Previously, Rodgers has served on the UT National Alumni Board of Governors and as president of the Chattanooga Area Brain Injury Association.
Located in the historic James Building, Summers, Rufolo & Rodgers is encased within a shell of steel, marble, and old wood. The firm’s confines are quiet and calm, but when working, Rodgers still closes his door and turns on a white noise machine to drown out the mildest distractions. This allows him to concentrate on his work, although he jokes about the soft hiss of the noise maker lulling him to sleep.
The 45-year-old Rodgers seems too energetic for that, something he attributes to eating well and exercising. “I climb the stairs here instead of taking the elevator,” he says. “I sit on my rear all day, so I need to do something.”
A family man with a wife and two kids, Rodgers seems to have few opportunities for sitting down elsewhere. His son, 8-year-old Rhett, is involved in several sports, including swimming, and Rodgers tries to not miss any of his meets or games. He even helped to coach his son’s baseball team last summer.

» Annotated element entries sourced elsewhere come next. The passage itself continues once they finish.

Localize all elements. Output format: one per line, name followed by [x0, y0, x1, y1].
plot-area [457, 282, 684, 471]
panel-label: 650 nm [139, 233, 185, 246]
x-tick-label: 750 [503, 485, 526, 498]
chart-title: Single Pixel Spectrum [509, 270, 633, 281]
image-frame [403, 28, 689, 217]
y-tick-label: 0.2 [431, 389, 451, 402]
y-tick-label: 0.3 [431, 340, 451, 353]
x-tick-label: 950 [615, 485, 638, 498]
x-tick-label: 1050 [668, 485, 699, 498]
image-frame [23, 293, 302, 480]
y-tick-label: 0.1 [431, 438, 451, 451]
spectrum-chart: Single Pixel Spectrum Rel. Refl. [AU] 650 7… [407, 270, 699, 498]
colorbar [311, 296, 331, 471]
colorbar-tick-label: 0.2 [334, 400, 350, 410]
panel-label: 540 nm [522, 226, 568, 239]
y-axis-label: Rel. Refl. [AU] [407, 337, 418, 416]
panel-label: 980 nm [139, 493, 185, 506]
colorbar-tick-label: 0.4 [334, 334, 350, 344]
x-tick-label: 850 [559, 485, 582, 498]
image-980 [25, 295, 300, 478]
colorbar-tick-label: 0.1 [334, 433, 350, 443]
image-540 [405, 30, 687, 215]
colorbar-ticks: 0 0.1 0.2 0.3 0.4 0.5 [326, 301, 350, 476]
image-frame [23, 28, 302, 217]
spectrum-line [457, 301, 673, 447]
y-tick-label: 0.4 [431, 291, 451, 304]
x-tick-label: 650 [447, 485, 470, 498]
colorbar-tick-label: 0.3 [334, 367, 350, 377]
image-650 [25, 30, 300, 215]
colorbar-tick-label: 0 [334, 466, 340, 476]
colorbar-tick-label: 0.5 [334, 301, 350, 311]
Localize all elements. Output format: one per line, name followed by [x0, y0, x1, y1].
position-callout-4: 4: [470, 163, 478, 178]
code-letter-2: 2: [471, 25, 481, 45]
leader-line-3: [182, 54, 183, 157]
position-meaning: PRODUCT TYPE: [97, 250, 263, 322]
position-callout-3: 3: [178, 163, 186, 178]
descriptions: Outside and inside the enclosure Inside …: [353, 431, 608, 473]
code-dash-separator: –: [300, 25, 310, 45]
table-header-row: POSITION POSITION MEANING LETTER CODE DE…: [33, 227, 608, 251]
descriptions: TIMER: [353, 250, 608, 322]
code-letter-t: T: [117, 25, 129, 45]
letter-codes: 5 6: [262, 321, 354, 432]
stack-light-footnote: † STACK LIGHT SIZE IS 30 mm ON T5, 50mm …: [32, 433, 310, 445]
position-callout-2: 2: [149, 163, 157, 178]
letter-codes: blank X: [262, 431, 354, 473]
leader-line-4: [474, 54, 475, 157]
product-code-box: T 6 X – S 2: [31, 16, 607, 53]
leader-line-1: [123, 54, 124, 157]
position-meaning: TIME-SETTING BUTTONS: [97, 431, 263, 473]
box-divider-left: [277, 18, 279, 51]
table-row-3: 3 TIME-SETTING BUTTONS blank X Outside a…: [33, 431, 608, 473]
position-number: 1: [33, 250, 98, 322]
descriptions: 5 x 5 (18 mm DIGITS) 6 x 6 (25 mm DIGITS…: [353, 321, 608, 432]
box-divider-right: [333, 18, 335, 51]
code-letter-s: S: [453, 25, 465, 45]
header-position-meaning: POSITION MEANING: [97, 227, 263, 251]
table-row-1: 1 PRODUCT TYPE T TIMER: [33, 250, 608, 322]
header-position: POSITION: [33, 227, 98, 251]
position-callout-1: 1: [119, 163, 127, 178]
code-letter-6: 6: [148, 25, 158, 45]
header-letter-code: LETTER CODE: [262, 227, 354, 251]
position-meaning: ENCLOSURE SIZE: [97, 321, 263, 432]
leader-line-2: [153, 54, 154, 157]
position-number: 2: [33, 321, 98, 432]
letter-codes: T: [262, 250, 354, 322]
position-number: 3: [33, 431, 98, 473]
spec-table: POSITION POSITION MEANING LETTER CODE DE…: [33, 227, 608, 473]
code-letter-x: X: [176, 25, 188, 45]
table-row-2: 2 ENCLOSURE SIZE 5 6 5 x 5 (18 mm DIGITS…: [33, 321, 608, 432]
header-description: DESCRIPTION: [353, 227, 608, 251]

His daughter, 13-year-old Riley, is a cheerleader at Ooltewah Middle School. While he tries to be present at all of her events, too, he doesn’t coach her squad. “I know how to clap, but that’s about it,” he says, laughing.
Rodgers and his family live in East Brainerd, where he grew up. “I know it well,” he says, “and I like being there.”
He also likes UT football, to the point of wearing an orange tie in January – long after the Vols played their last game of the season. “I bleed orange,” he says, smiling. “I talked about the recruiting process for next season with some guys at lunch today.”
Rodgers is always looking ahead, especially when it comes to his work. As an attorney, he keeps a finger on the pulse of the law, both for the sake of his clients and himself. He wants to continue what he’s doing, but as a pragmatist, he knows that’s not entirely up to him. “That’s contingent on the legislatures,” he says. “They can change the law.”
If they do, there’s always politics.